Kunstfotograf und „freischaffender Kulturdienstleister“ / Von Manila bis Moskau: Manfred Ströhlein (83) führte den Foto-Amateur-Club Mainleus/Kulmbach bundesweit an die Spitze

Kulmbach. Zufälle haben sein Leben bestimmt: Manfred Ströhlein ist Kunstfotograf, Organisator von Ausstellungen, Sportler, ehemaliger Steuerberater, Integrationshelfer, Sprachpate und vieles mehr. Man könnte ihm stundenlang zuhören, wenn er von seinem Leben und den vielen Begegnungen mit interessanten Persönlichkeiten erzählt.

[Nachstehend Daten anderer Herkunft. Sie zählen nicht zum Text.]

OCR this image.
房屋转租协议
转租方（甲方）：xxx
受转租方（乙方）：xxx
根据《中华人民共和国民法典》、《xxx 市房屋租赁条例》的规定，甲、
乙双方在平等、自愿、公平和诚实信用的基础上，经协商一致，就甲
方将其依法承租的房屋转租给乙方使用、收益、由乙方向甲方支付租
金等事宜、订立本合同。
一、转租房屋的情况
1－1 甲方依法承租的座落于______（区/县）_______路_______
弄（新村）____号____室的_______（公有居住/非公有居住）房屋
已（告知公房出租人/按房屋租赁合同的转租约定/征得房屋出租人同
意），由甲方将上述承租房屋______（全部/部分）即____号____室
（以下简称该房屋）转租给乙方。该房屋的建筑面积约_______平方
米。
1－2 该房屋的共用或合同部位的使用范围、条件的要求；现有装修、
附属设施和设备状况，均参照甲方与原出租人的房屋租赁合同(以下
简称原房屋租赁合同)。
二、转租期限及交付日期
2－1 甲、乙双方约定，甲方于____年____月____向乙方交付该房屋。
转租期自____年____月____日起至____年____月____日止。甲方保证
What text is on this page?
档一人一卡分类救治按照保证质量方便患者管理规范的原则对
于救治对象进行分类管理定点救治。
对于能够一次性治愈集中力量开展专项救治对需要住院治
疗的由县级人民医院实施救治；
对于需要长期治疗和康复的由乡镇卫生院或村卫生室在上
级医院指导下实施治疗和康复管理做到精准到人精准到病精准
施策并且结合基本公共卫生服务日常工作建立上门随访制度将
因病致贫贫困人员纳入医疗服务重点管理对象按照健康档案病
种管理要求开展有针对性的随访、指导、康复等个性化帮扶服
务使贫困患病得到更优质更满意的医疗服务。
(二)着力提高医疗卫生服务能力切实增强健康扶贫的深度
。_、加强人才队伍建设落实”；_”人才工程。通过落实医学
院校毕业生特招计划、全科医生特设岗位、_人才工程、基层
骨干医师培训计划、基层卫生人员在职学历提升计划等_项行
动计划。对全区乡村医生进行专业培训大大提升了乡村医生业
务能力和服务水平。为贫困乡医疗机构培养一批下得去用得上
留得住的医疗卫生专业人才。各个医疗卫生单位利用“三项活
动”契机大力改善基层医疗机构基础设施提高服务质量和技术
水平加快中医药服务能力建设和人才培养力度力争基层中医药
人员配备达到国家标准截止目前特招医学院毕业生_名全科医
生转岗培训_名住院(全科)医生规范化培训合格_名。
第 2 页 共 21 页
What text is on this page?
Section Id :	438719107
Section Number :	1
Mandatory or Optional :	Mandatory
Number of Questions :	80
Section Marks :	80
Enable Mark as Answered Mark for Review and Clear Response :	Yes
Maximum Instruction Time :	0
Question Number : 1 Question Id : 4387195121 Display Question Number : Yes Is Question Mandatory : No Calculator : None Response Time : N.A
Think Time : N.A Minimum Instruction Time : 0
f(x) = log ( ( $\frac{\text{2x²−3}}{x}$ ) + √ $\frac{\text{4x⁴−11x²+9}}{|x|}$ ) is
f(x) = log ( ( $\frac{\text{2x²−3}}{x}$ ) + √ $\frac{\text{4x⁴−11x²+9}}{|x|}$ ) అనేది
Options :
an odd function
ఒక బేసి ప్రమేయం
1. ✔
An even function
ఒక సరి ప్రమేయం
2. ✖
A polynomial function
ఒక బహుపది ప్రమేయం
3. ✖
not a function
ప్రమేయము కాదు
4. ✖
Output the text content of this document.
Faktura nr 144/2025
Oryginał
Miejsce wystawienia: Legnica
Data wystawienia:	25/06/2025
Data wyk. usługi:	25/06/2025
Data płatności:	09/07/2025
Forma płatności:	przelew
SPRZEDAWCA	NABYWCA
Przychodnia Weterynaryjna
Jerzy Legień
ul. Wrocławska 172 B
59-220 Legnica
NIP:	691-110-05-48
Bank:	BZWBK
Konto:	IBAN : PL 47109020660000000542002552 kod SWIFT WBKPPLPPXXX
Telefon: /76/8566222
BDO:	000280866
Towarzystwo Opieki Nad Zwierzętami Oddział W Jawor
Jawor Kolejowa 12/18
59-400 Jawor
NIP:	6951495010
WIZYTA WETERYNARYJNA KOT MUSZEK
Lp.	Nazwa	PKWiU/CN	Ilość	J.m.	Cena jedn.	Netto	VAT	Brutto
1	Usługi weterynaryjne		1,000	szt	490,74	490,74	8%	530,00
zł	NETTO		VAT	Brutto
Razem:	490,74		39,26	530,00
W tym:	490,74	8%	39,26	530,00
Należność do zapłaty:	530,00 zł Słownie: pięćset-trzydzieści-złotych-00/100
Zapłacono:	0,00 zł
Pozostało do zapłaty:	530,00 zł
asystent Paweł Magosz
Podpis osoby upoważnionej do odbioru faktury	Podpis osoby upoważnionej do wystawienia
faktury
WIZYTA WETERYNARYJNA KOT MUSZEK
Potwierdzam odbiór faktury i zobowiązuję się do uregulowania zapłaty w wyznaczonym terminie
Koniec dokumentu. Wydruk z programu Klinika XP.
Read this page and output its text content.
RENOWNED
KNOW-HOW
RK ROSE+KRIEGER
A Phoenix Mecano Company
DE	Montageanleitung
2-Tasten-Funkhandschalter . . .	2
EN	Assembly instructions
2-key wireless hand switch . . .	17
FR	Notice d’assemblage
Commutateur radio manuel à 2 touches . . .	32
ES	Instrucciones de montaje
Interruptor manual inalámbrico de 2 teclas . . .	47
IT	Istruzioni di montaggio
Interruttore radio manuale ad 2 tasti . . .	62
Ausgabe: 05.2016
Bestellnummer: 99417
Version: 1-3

„Man weiß nie, was hinter der nächsten Kurve kommt“, sagt er. Das gilt aber nicht nur für sein berufliches Leben, auch für sein kulturelles Engagement. Da ist in erster Linie der Foto-Amateur-Club (FAC) Mainleus/Kulmbach zu nennen. „Was der FC Bayern München beim Fußball, ist der FAC Mainleus in der Fotografie“, so Manfred Ströhlein. Er muss es wissen, der heute 83-Jährige ist nicht nur eingefleischter Bayern-Fan, er war auch fast 40 Jahre lang von 1976 bis 2015 Vorsitzender des FAC. Beim FC Bayern München, auch das ist bemerkenswert, trägt er die Mitgliedsnummer 732, von weltweit über 300000 Mitgliedern. Manfred Ströhlein war den Bayern schon 1976 beigetreten.

1951 kam Manfred Ströhlein auf die Oberrealschule. Von dem Geld, das er von seiner Mutter damals bekam, kaufte er sich eine erste eigene Kamera. Kaum zu glauben, wie schnell er es zur Meisterschaft brachte. Irgendwann wurde er dann auch Mitglied des erst 1953 gegründeten FAC Mainleus. Die Glanzzeit des Vereins ist mit seiner Amtszeit identisch. Preise, Jurytätigkeiten und Ausstellungen führten ihn praktisch um die ganze Welt. Manfred Ströhlein berichtet von Ausstellungen in Russland, vom gemeinsamen Fotografieren in Moslau, von Preisen in Manila und Buenos Aires und von Jury-Einsätzen in Istanbul. Manfred Ströhlein hat es sogar geschafft, Thomas Gottschalk als Mitglied zu gewinnen, nicht als irgendein Mitglied, sondern als 100. Mitglied. Vielleicht ist er es jetzt nicht mehr, sagt er. Aber damals habe das groß in allen Zeitungen gestanden. Auch heute, viele Jahre nach seinem Ausscheiden aus gesundheitlichen Gründen habe der FAC Mainleus noch immer einen guten Namen in der Szene.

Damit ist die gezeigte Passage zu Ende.